For the full year, the Group’s development was positive in several dimensions. Operating income was 27% higher and reached SEK 2,980m, excluding items affecting comparability, with all divisions contributing to the improvement. Operating cash flow increased to SEK 1,668m (1,425) and the net debt declined to SEK 6,375m (7,234).

The Accelerated Improvement Program was successfully closed as of the end of 2015. In two years, the Group’s operating income has improved by 85% and the margin has recovered from 5.3 to 8.2%, excluding items affecting comparability, despite a dilution of more than 1 percentage point due to currency translation effects on net sales.

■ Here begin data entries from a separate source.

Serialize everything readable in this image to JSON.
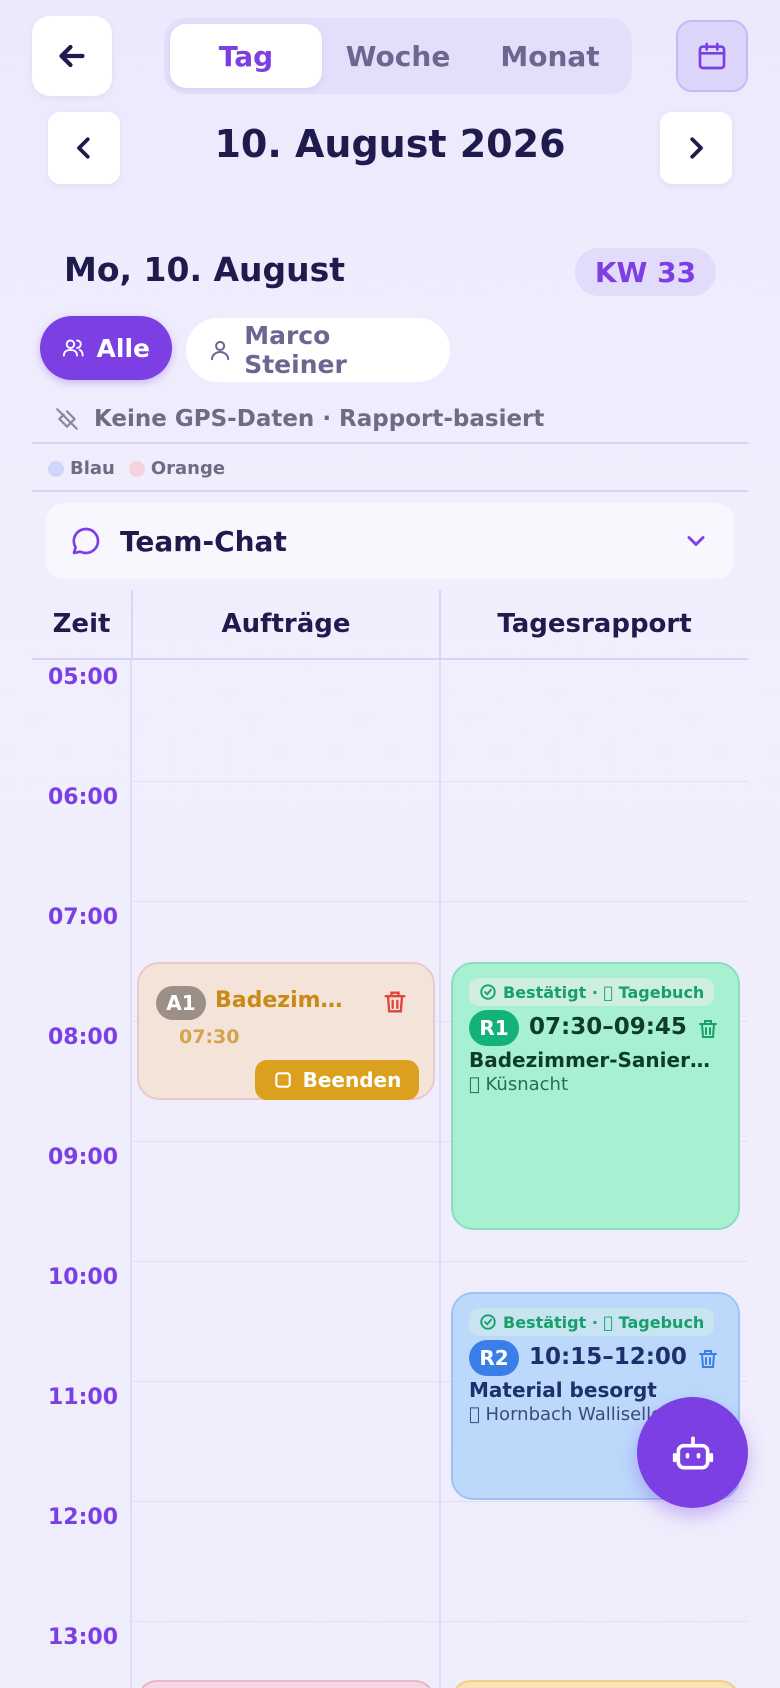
{
  "header": {
    "tabs": [
      {
        "label": "Tag",
        "active": true
      },
      {
        "label": "Woche",
        "active": false
      },
      {
        "label": "Monat",
        "active": false
      }
    ],
    "date_title": "10. August 2026"
  },
  "day": {
    "title": "Mo, 10. August",
    "week_badge": "KW 33"
  },
  "filters": {
    "all_label": "Alle",
    "user_label": "Marco Steiner"
  },
  "gps_notice": "Keine GPS-Daten · Rapport-basiert",
  "legend": [
    {
      "label": "Blau",
      "color": "#cfd6fb"
    },
    {
      "label": "Orange",
      "color": "#f5d3dc"
    }
  ],
  "chat": {
    "title": "Team-Chat"
  },
  "grid": {
    "col_time": "Zeit",
    "col_orders": "Aufträge",
    "col_reports": "Tagesrapport",
    "times": [
      "05:00",
      "06:00",
      "07:00",
      "08:00",
      "09:00",
      "10:00",
      "11:00",
      "12:00",
      "13:00"
    ]
  },
  "order_card": {
    "badge": "A1",
    "title": "Badezim…",
    "time": "07:30",
    "action": "Beenden"
  },
  "report_cards": [
    {
      "status": "Bestätigt · 󰁏 Tagebuch",
      "badge": "R1",
      "time": "07:30–09:45",
      "title": "Badezimmer-Sanier…",
      "location": "󰍎 Küsnacht"
    },
    {
      "status": "Bestätigt · 󰁏 Tagebuch",
      "badge": "R2",
      "time": "10:15–12:00",
      "title": "Material besorgt",
      "location": "󰍎 Hornbach Wallisellen"
    }
  ],
  "colors": {
    "accent": "#7b3fe4",
    "order_bg": "#f3e3d8",
    "order_text": "#c98a16",
    "report1_bg": "#a8f0d2",
    "report2_bg": "#bcd9fb"
  }
}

Building on the success of the Accelerated Improvement Program and our strong improvement momentum, we aim to capture further cost reductions and efficiency improvements during 2016-17. The additional efficiency measures will focus on continued product cost out activities, reduction of indirect material and logistic costs, capacity adjustments in the supply chain and improved efficiency in terms of selling and administrative expenses.

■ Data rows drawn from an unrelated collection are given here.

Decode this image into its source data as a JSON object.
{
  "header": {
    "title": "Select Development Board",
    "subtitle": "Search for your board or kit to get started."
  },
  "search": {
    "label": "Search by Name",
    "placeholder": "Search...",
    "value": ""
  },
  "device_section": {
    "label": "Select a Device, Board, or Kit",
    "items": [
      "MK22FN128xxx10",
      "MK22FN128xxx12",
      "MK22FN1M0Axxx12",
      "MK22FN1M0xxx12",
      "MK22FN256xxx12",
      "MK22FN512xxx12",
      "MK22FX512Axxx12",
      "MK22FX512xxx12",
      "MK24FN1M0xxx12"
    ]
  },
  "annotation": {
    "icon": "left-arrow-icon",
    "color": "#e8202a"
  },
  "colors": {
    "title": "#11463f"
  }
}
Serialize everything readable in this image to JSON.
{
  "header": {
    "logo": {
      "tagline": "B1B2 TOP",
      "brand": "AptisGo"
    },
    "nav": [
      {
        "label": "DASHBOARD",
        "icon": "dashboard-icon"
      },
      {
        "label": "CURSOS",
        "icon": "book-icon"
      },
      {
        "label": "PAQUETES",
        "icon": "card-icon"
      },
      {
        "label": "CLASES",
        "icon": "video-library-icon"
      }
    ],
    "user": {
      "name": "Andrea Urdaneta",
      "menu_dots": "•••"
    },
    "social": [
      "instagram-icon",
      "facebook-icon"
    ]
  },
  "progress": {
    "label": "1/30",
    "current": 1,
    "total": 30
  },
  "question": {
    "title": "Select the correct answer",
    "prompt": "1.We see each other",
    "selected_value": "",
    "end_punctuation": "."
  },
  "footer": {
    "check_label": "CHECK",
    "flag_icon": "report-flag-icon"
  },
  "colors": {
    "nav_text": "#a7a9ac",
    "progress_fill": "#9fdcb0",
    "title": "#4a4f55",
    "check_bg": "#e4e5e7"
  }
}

The challenge now is to maintain enough momentum to offset the currency head-wind in 2016, which is estimated to up to SEK -500m, as well as to fund new activities related to our profitable growth ambition. The challenge is especially pronounced in the first quarter when we expect half of the full-year currency impact to materialize. From a market point of view, we expect a stable to slightly higher demand in the preseason of 2016.

Fourth quarter 2015

  • Net sales increased 2% to SEK 5,672 (5,323), adjusted for exchange rate effects.
  • Operating income improved to SEK -212m (-265), excluding items affecting comparability.
  • Operating income includes restructuring charges amounting to SEK -153m.

Full-year 2015

  • Net sales increased to SEK 36,170m (32,838), but decreased 1% adjusted for exchange rate effects.
  • Operating income increased 27% to SEK 2,980m (2,348), excluding items affecting comparability, corresponding to a margin of 8.2% (7.2).
  • Earnings per share after dilution rose to SEK 3.28 (1.43).
  • Net debt decreased to SEK 6,375m (7,234) and the net debt/equity ratio declined to 0.49 (0.60).
  • The Board proposes a dividend of SEK 1.65 per share (1.65).

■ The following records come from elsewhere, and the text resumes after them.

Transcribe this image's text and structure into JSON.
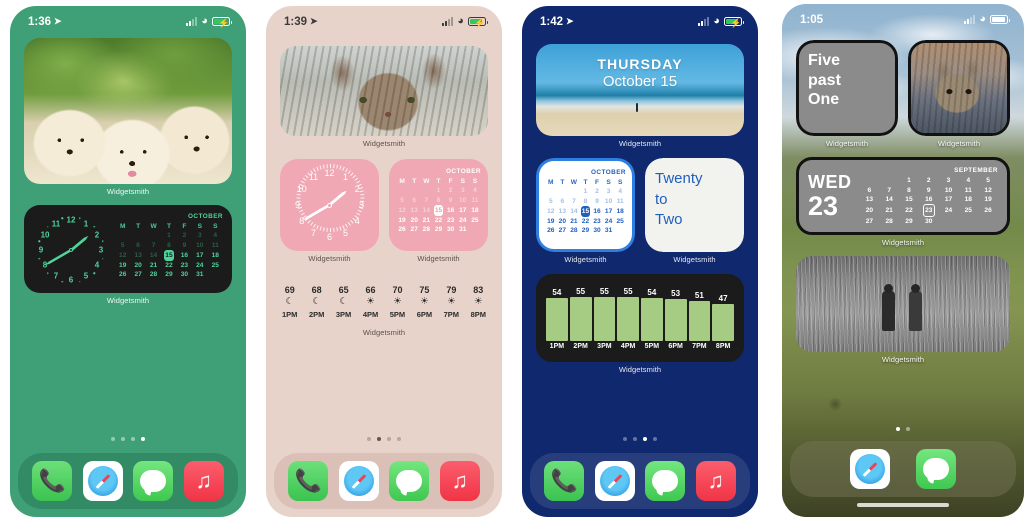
{
  "phones": [
    {
      "id": "phone-green",
      "theme": "green",
      "status": {
        "time": "1:36",
        "location_icon": "location-arrow-icon",
        "signal_icon": "cellular-bars-icon",
        "wifi_icon": "wifi-icon",
        "battery_icon": "battery-charging-icon"
      },
      "photo_widget": {
        "label": "Widgetsmith",
        "subject": "golden-retriever-puppies"
      },
      "combo_widget": {
        "label": "Widgetsmith",
        "clock": {
          "hour": 1,
          "minute": 40,
          "numbers": [
            "12",
            "1",
            "2",
            "3",
            "4",
            "5",
            "6",
            "7",
            "8",
            "9",
            "10",
            "11"
          ]
        },
        "calendar": {
          "month": "OCTOBER",
          "weekdays": [
            "M",
            "T",
            "W",
            "T",
            "F",
            "S",
            "S"
          ],
          "today": "15",
          "weeks": [
            [
              "",
              "",
              "",
              "1",
              "2",
              "3",
              "4"
            ],
            [
              "5",
              "6",
              "7",
              "8",
              "9",
              "10",
              "11"
            ],
            [
              "12",
              "13",
              "14",
              "15",
              "16",
              "17",
              "18"
            ],
            [
              "19",
              "20",
              "21",
              "22",
              "23",
              "24",
              "25"
            ],
            [
              "26",
              "27",
              "28",
              "29",
              "30",
              "31",
              ""
            ]
          ],
          "dim_rows": [
            0,
            1,
            2
          ]
        }
      },
      "dots": {
        "count": 4,
        "active": 3
      },
      "dock": [
        {
          "name": "phone-app-icon",
          "label": "Phone"
        },
        {
          "name": "safari-app-icon",
          "label": "Safari"
        },
        {
          "name": "messages-app-icon",
          "label": "Messages"
        },
        {
          "name": "music-app-icon",
          "label": "Music"
        }
      ]
    },
    {
      "id": "phone-pink",
      "theme": "pink",
      "status": {
        "time": "1:39",
        "location_icon": "location-arrow-icon",
        "signal_icon": "cellular-bars-icon",
        "wifi_icon": "wifi-icon",
        "battery_icon": "battery-charging-icon"
      },
      "photo_widget": {
        "label": "Widgetsmith",
        "subject": "tabby-kitten"
      },
      "clock_widget": {
        "label": "Widgetsmith",
        "hour": 1,
        "minute": 40,
        "numbers": [
          "12",
          "1",
          "2",
          "3",
          "4",
          "5",
          "6",
          "7",
          "8",
          "9",
          "10",
          "11"
        ]
      },
      "calendar_widget": {
        "label": "Widgetsmith",
        "month": "OCTOBER",
        "weekdays": [
          "M",
          "T",
          "W",
          "T",
          "F",
          "S",
          "S"
        ],
        "today": "15",
        "weeks": [
          [
            "",
            "",
            "",
            "1",
            "2",
            "3",
            "4"
          ],
          [
            "5",
            "6",
            "7",
            "8",
            "9",
            "10",
            "11"
          ],
          [
            "12",
            "13",
            "14",
            "15",
            "16",
            "17",
            "18"
          ],
          [
            "19",
            "20",
            "21",
            "22",
            "23",
            "24",
            "25"
          ],
          [
            "26",
            "27",
            "28",
            "29",
            "30",
            "31",
            ""
          ]
        ],
        "dim_rows": [
          0,
          1,
          2
        ]
      },
      "weather_widget": {
        "label": "Widgetsmith",
        "hours": [
          {
            "time": "1PM",
            "temp": "69",
            "icon": "moon-icon"
          },
          {
            "time": "2PM",
            "temp": "68",
            "icon": "moon-icon"
          },
          {
            "time": "3PM",
            "temp": "65",
            "icon": "moon-icon"
          },
          {
            "time": "4PM",
            "temp": "66",
            "icon": "sun-icon"
          },
          {
            "time": "5PM",
            "temp": "70",
            "icon": "sun-icon"
          },
          {
            "time": "6PM",
            "temp": "75",
            "icon": "sun-icon"
          },
          {
            "time": "7PM",
            "temp": "79",
            "icon": "sun-icon"
          },
          {
            "time": "8PM",
            "temp": "83",
            "icon": "sun-icon"
          }
        ]
      },
      "dots": {
        "count": 4,
        "active": 1
      },
      "dock": [
        {
          "name": "phone-app-icon",
          "label": "Phone"
        },
        {
          "name": "safari-app-icon",
          "label": "Safari"
        },
        {
          "name": "messages-app-icon",
          "label": "Messages"
        },
        {
          "name": "music-app-icon",
          "label": "Music"
        }
      ]
    },
    {
      "id": "phone-navy",
      "theme": "navy",
      "status": {
        "time": "1:42",
        "location_icon": "location-arrow-icon",
        "signal_icon": "cellular-bars-icon",
        "wifi_icon": "wifi-icon",
        "battery_icon": "battery-charging-icon"
      },
      "photo_widget": {
        "label": "Widgetsmith",
        "subject": "beach-ocean",
        "day": "THURSDAY",
        "date": "October 15"
      },
      "calendar_widget": {
        "label": "Widgetsmith",
        "month": "OCTOBER",
        "weekdays": [
          "M",
          "T",
          "W",
          "T",
          "F",
          "S",
          "S"
        ],
        "today": "15",
        "weeks": [
          [
            "",
            "",
            "",
            "1",
            "2",
            "3",
            "4"
          ],
          [
            "5",
            "6",
            "7",
            "8",
            "9",
            "10",
            "11"
          ],
          [
            "12",
            "13",
            "14",
            "15",
            "16",
            "17",
            "18"
          ],
          [
            "19",
            "20",
            "21",
            "22",
            "23",
            "24",
            "25"
          ],
          [
            "26",
            "27",
            "28",
            "29",
            "30",
            "31",
            ""
          ]
        ],
        "dim_rows": [
          0,
          1,
          2
        ]
      },
      "text_widget": {
        "label": "Widgetsmith",
        "lines": [
          "Twenty",
          "to",
          "Two"
        ]
      },
      "chart_widget": {
        "label": "Widgetsmith"
      },
      "chart_data": {
        "type": "bar",
        "title": "",
        "categories": [
          "1PM",
          "2PM",
          "3PM",
          "4PM",
          "5PM",
          "6PM",
          "7PM",
          "8PM"
        ],
        "values": [
          54,
          55,
          55,
          55,
          54,
          53,
          51,
          47
        ],
        "xlabel": "",
        "ylabel": "",
        "ylim": [
          0,
          58
        ],
        "bar_color": "#a5cc82",
        "background": "#1b1b1b",
        "grid": false,
        "legend": "none"
      },
      "dots": {
        "count": 4,
        "active": 2
      },
      "dock": [
        {
          "name": "phone-app-icon",
          "label": "Phone"
        },
        {
          "name": "safari-app-icon",
          "label": "Safari"
        },
        {
          "name": "messages-app-icon",
          "label": "Messages"
        },
        {
          "name": "music-app-icon",
          "label": "Music"
        }
      ]
    },
    {
      "id": "phone-landscape",
      "theme": "landscape",
      "status": {
        "time": "1:05",
        "signal_icon": "cellular-bars-icon",
        "wifi_icon": "wifi-icon",
        "battery_icon": "battery-icon"
      },
      "text_widget": {
        "label": "Widgetsmith",
        "lines": [
          "Five",
          "past",
          "One"
        ]
      },
      "photo_widget_small": {
        "label": "Widgetsmith",
        "subject": "tabby-cat"
      },
      "date_widget": {
        "label": "Widgetsmith",
        "weekday": "WED",
        "daynum": "23",
        "month": "SEPTEMBER",
        "today": "23",
        "weeks": [
          [
            "",
            "",
            "1",
            "2",
            "3",
            "4",
            "5"
          ],
          [
            "6",
            "7",
            "8",
            "9",
            "10",
            "11",
            "12"
          ],
          [
            "13",
            "14",
            "15",
            "16",
            "17",
            "18",
            "19"
          ],
          [
            "20",
            "21",
            "22",
            "23",
            "24",
            "25",
            "26"
          ],
          [
            "27",
            "28",
            "29",
            "30",
            "",
            "",
            ""
          ]
        ]
      },
      "photo_widget_wide": {
        "label": "Widgetsmith",
        "subject": "two-children-field-bw"
      },
      "dots": {
        "count": 2,
        "active": 0
      },
      "dock": [
        {
          "name": "safari-app-icon",
          "label": "Safari"
        },
        {
          "name": "messages-app-icon",
          "label": "Messages"
        }
      ]
    }
  ],
  "colors": {
    "green_bg": "#3fa077",
    "pink_bg": "#e8d3cb",
    "navy_bg": "#10286e",
    "accent_green": "#4fd39a",
    "accent_blue": "#1f5fbf",
    "pink_widget": "#efa8b4",
    "chart_bar": "#a5cc82"
  }
}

“Kai Wärn, President and CEO: The Group’s trend of improvement continued into the seasonally less important fourth quarter. Currency adjusted sales were 2% higher than prior year’s corresponding quarter. Husqvarna, Gardena and Construction divisions grew by 6%. The decline for Consumer Brands was 10% which reflects our ambitions to prioritize value before revenue. The normal seasonally generated operating loss, excluding items affecting comparability, was reduced to SEK -212m (-265) and the margin recovered to -3.7% (-5.0) despite unfavorable currency impact. The Accelerated Improvement Program continued to yield positive results, mainly related to further cost reductions.”